Our collections reflect the history, locality and brand values of each hotel. Our recent collection for the luxury Scottish hotel Gleneagles, for example, featured works depicting scenes of outdoor pursuits, architectural heritage and iconic Scotsmen and-women.

How do you determine what art to use in a hotel? Who decides; is it you, the designer or the hotel? Also, is the artwork commissioned, bespoke-made or taken from a collection?

Every hotel is different and art for hospitality should always be curated with that in mind, so that the collection reflects the true individual character of the space. It’s all about teamwork and establishing the correct strategy and brief at the outset. For each individual project, we respond with art that will embed within the narrative and do more than the aesthetic.
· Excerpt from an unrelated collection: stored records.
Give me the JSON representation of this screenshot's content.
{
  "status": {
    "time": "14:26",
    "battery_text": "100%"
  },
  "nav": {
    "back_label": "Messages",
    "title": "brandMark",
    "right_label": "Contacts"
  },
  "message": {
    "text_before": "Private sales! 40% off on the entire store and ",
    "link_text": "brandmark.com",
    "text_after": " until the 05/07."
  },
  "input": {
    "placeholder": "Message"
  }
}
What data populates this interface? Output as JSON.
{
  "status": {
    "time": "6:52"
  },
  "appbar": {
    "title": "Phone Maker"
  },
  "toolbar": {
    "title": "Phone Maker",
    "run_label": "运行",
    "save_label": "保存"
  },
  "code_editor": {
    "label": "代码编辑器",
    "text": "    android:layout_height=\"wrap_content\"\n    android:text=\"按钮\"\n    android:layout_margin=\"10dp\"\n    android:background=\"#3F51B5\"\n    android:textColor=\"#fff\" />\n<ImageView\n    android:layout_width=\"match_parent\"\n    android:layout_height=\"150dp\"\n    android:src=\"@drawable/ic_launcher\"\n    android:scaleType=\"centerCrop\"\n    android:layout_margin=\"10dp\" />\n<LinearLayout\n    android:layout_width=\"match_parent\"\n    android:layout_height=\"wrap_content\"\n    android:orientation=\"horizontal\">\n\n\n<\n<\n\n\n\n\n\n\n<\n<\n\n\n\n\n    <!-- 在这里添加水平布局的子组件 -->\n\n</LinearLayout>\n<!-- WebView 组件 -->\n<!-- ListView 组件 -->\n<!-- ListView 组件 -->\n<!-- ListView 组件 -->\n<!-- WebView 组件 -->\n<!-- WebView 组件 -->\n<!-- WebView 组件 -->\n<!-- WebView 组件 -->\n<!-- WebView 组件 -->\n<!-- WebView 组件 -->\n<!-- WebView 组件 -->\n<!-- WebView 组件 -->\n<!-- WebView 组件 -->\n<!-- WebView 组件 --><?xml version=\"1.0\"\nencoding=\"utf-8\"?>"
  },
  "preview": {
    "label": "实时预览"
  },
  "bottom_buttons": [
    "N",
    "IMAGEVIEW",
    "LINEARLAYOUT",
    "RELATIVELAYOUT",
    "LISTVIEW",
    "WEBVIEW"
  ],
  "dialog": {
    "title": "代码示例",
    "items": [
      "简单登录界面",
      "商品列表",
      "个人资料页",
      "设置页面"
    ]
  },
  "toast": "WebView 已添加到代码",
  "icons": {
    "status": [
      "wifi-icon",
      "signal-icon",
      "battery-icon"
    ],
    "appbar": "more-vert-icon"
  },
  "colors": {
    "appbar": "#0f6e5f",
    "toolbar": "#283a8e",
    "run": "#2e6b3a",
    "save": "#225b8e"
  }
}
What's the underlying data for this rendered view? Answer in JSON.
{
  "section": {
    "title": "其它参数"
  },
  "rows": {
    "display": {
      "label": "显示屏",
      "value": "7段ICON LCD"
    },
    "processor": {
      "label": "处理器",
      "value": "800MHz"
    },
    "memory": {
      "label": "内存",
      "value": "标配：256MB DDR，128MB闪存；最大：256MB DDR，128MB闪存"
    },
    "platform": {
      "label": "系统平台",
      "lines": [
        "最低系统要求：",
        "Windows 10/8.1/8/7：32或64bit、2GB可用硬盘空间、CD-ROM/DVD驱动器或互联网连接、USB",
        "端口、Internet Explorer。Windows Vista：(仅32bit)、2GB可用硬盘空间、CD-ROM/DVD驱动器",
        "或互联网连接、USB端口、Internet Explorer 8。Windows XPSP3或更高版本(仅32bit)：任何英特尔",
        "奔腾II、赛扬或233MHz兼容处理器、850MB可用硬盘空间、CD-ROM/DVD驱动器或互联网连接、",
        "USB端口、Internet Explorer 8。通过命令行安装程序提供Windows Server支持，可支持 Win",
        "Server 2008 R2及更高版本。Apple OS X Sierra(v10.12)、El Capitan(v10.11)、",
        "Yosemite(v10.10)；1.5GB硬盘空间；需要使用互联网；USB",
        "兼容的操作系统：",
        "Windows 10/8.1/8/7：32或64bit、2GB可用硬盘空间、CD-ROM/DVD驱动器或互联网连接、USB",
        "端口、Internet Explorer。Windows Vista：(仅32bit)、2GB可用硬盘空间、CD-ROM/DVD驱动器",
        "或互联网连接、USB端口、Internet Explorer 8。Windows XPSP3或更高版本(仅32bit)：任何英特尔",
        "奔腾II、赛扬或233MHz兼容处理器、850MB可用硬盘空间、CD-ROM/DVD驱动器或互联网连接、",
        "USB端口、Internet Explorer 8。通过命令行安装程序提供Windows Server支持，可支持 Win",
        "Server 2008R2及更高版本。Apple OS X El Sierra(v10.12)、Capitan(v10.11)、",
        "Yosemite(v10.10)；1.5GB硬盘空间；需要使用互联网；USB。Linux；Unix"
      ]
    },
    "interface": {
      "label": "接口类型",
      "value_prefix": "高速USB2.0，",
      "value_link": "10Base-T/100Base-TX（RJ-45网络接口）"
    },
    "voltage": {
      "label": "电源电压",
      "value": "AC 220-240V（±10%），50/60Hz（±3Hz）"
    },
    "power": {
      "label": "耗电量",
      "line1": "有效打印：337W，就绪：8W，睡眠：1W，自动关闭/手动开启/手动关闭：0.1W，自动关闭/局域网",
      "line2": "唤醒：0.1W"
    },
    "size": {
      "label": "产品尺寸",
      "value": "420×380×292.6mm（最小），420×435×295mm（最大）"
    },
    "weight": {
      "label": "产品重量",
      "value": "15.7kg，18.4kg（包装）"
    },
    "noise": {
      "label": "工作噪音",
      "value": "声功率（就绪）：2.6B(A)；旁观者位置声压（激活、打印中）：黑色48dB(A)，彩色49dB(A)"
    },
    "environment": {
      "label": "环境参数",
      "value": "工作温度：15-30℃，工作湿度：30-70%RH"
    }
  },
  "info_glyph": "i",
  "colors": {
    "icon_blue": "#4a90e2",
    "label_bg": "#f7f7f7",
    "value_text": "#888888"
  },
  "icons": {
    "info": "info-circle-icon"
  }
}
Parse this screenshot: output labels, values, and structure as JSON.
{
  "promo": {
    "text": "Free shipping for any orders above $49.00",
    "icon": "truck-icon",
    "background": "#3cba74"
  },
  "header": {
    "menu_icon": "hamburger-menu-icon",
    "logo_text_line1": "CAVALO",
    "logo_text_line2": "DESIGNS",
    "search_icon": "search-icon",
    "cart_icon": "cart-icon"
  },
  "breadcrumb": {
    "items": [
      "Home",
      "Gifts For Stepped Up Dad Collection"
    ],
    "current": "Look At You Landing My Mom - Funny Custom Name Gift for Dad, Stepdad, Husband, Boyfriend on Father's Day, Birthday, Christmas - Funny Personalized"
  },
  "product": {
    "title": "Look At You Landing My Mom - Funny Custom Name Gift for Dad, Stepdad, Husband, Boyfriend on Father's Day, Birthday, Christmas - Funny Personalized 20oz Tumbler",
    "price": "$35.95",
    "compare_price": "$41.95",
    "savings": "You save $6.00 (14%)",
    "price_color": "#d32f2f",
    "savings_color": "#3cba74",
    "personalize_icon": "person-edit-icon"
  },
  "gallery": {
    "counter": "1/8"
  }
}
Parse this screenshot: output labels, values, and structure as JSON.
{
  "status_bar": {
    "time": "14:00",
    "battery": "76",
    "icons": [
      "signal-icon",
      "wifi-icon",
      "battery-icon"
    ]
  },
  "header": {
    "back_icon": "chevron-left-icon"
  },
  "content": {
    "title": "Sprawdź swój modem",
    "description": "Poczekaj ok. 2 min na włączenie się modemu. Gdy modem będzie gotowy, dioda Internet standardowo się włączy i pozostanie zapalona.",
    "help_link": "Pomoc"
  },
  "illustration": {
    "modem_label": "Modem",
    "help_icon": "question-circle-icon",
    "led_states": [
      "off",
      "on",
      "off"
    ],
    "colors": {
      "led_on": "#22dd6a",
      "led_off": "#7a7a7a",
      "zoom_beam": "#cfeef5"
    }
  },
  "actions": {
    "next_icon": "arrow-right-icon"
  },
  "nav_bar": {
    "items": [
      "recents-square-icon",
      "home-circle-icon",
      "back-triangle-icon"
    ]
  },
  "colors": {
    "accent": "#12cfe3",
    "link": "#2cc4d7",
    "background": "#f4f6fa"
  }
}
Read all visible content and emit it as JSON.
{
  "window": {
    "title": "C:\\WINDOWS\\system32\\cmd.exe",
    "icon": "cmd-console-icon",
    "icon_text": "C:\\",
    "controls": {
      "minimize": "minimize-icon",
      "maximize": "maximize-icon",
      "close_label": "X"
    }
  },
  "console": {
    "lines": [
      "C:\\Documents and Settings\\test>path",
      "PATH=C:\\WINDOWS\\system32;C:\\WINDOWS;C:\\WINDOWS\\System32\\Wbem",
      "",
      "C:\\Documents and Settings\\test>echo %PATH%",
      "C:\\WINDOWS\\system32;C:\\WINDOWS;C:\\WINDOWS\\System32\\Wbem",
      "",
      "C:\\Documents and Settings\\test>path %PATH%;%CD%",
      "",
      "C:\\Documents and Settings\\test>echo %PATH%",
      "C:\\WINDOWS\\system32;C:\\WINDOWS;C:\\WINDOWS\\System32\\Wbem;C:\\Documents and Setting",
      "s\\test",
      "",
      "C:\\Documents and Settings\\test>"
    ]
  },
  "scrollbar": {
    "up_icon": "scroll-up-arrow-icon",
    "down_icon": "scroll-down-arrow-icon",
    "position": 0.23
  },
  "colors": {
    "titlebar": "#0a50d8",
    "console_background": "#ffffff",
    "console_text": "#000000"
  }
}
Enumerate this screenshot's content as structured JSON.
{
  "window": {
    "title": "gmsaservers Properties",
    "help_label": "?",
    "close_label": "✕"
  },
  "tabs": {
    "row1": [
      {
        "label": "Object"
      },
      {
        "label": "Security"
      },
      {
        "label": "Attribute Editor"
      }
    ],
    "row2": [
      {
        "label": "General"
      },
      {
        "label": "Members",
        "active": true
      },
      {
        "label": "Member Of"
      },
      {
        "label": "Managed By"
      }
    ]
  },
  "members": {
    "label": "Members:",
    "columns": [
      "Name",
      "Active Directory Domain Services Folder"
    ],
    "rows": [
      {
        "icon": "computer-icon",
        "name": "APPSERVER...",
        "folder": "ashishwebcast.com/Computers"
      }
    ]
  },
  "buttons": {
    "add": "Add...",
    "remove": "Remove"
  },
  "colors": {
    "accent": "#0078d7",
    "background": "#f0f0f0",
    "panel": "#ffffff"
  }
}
For example, procuring work by local artists to create a sense of place for the hotel while also contributing to the local economy and art industry.

We currently work with more than 150 emerging and established artists as well as having access to some of the world’s most exciting archives and collections such as the National Portrait Gallery, British Library and the British Museum.   

Is ARTIQ exploring an experimental-based approach and if so, what does that mean in terms of art?

ARTIQ was one of the first art consultancies to embrace the art rental model, enabling our clients to rotate their collections every six months. Not only does art rental give the customer the power to refresh and update the design aesthetic, the model also provides our clients with regular touch points to connect with new or returning guests and update them on the new collections.

Art rotation also enables us to continuously expand the diversity of the artists that we feature in each collection. This is not only a fantastic design tool but also provides income and exposure for many artists throughout the year.

What do you think is in the future for decorative art in hotels?

From retail and hospitality, to theatre and the traditional gallery setting, visitors want experience to be the focus of their interactions and so we believe that art and design are going to have to continue to work harder to give guests more than aesthetic and service.